As our lives have become both more harried and more informal, table settings have become simpler. I don’t mean everyone is using paper plates, though I am sure many households use them more often than not. But there do seem to be fewer plates and bowls on the home table than a generation or so ago. Bread plates, pickle dishes, salt cellars, and sauce boats are not quite things of the past but neither are they part of our daily meals. Even we potters who love table settings probably set our tables with dinner plates and salad or soup bowls and a few serving dishes and leave it at that. After all, we have to clean up just like everyone else.
So I was intrigued when I saw French fries served in parchment paper cones in special metal and ceramic cups in the pages of a glossy food magazine, and then on the cover of – yes, believe it, a French fry cookbook – and again in another magazine, all within a few days. Fast food restaurants have been serving fries in individual paper bags or little cardboard cups forever. How classy to serve them in real dishes, specially made, on a finely set table! I was intrigued.
I decided to make some myself. I happily threw a bunch, somewhat larger than a generous mug with slightly curved sides and subtly outward turned lip, all matching. They fired nicely. They would, I thought, look lovely with golden fried potatoes held upright within their walls. The beauty of it — a bouquet of string potatoes!
But after making them, I wasn’t sure what to call these new pots. I had to call them something or no one would know that they were for fries. Google offers French fry cups, French fry holders and fry cups. I suppose fry cup is best, but it seems a bit inadequate. If we are asking cooks to serve a very humble and ubiquitous food in a special dish, that dish needs a special name.
And then there is the question of where the thing belongs on the table. To the right of the dinner plate? The left? I think the top center, which would make it convenient for the diner, but really I have no idea what Miss Manners would say. Has Miss Manners heard of a French fry cup, handmade by her local potter?
The parchment paper is an even more complicated matter. I love the stuff. Who doesn’t? It feels nice, works great for baking, and is absorbent. It seems that everyone is using it these days. In fact, there is a whole cookbook devoted to parchment paper being published this fall. But you buy the paper in rolls. One has to take out scissors and cut it into half circles to make those little cones that look so attractive in the Fry cups. Right. Just what the home cook wants to do after a week at the office or shop and guests at the door.
Oh, and now I understand why some Chinese restaurants have plastic food in their windows. If I had plastic French Fries, I could put them into my parchment paper lined hand-thrown cups cups and everyone would know what they are for. But I don’t have plastic French Fries and I am not sure they would look that great in my pots anyway. Real fries would look great, but they wouldn’t last long because I would eat them. And if I didn’t, they would get cold and soggy and look horrid and I would have to dump them into the compost heap.
A small sign will have to do. And I guess Fry Cup will be the name.

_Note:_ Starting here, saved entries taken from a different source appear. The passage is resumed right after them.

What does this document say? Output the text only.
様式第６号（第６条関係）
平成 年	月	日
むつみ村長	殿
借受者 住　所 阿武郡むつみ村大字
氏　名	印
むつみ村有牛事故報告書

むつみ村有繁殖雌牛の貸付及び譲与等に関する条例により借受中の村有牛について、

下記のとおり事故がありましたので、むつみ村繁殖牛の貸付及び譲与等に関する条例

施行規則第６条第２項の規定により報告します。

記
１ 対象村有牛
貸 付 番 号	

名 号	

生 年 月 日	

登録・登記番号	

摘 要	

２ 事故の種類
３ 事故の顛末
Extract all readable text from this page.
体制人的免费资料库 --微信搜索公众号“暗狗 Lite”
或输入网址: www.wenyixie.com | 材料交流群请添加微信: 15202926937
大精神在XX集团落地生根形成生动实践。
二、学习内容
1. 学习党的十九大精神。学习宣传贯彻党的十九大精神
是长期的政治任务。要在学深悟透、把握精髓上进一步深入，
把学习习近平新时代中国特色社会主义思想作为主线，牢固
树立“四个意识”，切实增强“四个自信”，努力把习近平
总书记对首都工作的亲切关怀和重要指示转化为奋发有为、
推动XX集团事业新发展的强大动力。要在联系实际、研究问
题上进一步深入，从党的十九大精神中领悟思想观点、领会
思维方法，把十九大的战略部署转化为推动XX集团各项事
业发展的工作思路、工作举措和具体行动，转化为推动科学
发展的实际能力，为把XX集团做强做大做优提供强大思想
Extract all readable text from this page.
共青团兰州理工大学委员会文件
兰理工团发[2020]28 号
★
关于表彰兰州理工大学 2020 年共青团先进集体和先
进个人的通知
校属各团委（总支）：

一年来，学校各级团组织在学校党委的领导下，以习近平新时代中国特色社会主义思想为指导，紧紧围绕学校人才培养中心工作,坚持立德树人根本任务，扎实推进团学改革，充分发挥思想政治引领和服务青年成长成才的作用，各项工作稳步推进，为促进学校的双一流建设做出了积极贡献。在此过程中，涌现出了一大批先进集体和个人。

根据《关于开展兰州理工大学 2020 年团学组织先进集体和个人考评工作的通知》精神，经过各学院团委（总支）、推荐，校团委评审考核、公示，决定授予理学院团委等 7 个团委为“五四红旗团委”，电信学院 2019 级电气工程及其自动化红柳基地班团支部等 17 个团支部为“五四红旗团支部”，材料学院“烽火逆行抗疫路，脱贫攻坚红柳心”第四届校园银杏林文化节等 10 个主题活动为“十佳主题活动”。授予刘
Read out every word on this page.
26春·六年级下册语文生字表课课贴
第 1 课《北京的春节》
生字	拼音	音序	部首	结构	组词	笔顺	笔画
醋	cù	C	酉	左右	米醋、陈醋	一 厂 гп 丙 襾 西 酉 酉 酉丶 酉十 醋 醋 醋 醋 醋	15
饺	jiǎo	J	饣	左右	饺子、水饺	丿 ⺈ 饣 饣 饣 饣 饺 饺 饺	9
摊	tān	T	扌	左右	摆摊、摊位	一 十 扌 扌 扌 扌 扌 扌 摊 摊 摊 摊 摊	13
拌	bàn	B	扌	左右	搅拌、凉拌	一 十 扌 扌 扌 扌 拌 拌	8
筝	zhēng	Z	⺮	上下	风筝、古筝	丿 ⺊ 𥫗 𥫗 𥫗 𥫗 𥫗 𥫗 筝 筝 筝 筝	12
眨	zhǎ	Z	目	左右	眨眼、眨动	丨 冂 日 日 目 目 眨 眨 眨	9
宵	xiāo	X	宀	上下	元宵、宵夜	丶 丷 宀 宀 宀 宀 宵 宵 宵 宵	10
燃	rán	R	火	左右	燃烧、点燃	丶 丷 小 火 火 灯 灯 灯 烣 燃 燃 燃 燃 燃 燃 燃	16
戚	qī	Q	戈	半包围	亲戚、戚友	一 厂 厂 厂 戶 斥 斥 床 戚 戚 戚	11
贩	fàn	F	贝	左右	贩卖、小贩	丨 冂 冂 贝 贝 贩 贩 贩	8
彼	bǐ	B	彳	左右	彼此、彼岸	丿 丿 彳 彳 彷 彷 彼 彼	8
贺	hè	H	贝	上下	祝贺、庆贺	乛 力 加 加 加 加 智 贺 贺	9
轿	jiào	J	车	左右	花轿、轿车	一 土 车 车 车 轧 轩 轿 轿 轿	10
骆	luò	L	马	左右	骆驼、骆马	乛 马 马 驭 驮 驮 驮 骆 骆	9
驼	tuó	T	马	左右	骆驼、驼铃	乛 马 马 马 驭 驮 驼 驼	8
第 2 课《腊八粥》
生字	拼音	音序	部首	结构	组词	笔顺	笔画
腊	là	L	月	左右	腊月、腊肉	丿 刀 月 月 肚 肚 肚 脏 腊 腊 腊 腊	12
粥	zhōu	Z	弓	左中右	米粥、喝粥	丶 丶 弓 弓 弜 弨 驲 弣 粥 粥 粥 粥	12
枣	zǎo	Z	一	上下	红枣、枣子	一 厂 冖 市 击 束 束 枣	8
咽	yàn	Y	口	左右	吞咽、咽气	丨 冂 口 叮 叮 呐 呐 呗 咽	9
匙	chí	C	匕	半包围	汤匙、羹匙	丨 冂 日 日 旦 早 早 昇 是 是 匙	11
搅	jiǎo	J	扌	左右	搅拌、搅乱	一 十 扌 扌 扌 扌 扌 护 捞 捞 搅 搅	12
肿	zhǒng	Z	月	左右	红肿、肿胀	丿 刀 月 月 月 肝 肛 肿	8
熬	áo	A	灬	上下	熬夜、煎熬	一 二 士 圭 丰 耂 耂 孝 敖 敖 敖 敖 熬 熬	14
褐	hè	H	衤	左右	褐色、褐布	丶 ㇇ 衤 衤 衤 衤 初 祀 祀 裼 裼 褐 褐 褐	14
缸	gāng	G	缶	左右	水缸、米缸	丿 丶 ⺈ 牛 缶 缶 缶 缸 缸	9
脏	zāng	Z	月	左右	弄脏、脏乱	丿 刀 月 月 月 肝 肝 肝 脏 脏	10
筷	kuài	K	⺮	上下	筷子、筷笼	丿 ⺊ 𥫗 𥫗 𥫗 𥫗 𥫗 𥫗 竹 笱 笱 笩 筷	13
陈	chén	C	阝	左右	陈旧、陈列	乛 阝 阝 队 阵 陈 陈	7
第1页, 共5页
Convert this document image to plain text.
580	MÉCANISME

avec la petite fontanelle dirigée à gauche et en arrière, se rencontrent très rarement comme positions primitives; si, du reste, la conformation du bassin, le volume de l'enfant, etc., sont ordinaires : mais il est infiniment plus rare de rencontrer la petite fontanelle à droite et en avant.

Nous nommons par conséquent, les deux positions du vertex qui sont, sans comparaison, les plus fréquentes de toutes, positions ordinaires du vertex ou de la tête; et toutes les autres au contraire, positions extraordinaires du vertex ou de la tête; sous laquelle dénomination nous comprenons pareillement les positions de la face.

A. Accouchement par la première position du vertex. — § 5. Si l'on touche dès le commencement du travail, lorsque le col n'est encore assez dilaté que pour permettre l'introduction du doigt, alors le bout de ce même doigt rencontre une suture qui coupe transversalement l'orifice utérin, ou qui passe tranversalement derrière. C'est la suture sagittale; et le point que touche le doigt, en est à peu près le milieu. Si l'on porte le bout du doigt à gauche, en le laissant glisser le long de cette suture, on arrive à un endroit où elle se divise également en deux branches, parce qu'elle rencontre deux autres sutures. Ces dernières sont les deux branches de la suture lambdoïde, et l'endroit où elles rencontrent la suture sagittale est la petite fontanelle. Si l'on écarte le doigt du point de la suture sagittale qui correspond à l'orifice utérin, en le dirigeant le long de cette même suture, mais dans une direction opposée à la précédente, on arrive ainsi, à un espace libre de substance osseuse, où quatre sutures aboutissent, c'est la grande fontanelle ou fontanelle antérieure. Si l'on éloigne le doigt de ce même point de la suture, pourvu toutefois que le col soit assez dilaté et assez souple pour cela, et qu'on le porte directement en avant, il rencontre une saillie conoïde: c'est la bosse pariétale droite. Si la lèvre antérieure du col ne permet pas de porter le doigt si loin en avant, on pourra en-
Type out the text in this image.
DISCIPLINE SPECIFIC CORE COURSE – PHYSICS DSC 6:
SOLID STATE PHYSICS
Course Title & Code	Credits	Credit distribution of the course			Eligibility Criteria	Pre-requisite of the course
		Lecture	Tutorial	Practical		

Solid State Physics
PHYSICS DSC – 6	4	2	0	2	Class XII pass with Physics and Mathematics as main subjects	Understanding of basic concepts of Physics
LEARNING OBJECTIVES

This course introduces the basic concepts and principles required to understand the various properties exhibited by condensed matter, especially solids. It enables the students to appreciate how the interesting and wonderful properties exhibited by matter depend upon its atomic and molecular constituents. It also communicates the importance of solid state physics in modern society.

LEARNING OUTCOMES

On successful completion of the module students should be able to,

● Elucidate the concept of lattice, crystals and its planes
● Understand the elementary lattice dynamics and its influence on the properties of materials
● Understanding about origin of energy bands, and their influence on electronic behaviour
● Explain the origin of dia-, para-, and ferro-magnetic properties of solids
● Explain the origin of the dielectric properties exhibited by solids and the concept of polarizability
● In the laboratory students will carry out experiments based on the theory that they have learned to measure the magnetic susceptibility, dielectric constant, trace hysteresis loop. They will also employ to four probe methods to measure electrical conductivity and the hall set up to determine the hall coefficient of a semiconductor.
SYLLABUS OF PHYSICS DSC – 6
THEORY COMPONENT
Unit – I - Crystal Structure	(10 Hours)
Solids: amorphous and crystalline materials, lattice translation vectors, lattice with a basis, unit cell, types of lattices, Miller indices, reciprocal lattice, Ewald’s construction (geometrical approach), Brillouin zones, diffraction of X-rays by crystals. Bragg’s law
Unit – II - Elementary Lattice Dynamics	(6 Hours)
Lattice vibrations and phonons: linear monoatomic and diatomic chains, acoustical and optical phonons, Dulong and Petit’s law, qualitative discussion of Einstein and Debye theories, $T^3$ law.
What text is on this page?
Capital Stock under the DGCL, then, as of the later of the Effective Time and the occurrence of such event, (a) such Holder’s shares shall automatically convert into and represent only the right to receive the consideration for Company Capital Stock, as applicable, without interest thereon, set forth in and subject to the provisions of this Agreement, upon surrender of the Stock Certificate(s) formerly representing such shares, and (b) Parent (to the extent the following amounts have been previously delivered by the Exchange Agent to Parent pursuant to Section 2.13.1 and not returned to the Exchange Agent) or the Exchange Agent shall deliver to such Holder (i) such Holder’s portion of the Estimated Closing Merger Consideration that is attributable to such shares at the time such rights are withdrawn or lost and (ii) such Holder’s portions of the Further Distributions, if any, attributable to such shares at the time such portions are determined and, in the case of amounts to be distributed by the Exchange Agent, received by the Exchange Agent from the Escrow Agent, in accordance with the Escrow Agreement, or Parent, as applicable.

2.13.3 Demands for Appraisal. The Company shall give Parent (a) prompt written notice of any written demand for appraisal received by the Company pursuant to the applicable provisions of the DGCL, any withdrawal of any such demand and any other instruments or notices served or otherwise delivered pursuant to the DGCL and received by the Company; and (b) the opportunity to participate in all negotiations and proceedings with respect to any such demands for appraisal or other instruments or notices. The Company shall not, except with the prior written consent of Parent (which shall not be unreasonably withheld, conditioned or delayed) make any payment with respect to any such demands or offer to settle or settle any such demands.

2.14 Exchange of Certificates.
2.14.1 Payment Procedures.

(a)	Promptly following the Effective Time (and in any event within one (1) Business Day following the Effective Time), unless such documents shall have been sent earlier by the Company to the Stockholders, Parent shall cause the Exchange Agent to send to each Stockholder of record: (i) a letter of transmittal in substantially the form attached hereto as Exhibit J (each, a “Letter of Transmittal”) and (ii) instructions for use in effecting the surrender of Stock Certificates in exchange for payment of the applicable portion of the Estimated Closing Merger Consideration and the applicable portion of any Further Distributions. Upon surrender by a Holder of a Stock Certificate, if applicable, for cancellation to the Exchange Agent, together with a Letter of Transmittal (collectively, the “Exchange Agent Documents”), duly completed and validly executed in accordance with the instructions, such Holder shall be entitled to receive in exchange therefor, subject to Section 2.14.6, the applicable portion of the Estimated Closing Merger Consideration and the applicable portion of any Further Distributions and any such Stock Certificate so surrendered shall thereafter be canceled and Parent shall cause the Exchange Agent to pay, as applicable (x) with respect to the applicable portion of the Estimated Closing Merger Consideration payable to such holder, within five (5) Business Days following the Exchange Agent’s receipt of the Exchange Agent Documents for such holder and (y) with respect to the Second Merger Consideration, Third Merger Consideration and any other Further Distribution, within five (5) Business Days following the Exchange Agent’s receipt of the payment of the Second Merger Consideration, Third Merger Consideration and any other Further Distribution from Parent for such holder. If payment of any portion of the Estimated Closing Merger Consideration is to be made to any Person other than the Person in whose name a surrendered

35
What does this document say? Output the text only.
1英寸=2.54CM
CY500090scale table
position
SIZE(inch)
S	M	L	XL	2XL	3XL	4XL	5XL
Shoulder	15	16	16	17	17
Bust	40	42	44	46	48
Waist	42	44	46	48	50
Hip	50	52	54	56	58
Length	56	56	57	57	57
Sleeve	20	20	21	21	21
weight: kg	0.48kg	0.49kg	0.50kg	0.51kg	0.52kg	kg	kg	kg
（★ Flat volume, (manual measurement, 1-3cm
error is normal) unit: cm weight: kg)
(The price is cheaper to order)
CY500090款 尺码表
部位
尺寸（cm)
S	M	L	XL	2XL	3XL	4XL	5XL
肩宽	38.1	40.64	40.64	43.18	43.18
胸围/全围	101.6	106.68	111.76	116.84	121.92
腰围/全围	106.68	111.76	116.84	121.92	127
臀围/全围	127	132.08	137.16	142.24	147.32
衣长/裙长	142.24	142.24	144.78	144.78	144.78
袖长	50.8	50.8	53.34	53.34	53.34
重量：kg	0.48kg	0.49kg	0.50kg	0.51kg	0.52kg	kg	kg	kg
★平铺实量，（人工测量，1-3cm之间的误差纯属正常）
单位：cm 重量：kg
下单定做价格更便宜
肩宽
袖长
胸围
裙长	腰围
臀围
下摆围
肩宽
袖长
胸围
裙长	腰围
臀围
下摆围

Conclusion: As classy as they look in magazines and on the covers of specialty cookbooks, I fear Americans will not embrace hand made fry cups. Oh, their tables would look tastefully look-at-me. Pretty. Very pretty. Guests would be dazzled. But if I have to explain what exactly these pots are for, and they have to buy one per person and cut parchment paper half-circles for each, well, no, they are not going to put fry cups on their wish list. Nice idea. Fun to imagine oneself doing. No takers.
So, I will likely end up with a party load of fry cups. I will bedazzle my guests. I have enough to feed a good crowd, each person with his or her own fry cup placed elegantly above his or her dinner plate. Oh, how impressive and lovely!
Except I don’t recall ever serving guests French fries.
I could forget the fries and call these new little pots, um, – parfait cups! Yes, parfait cups. Or tumblers. Or, how about table vases, a little cluster of flowers at each place setting.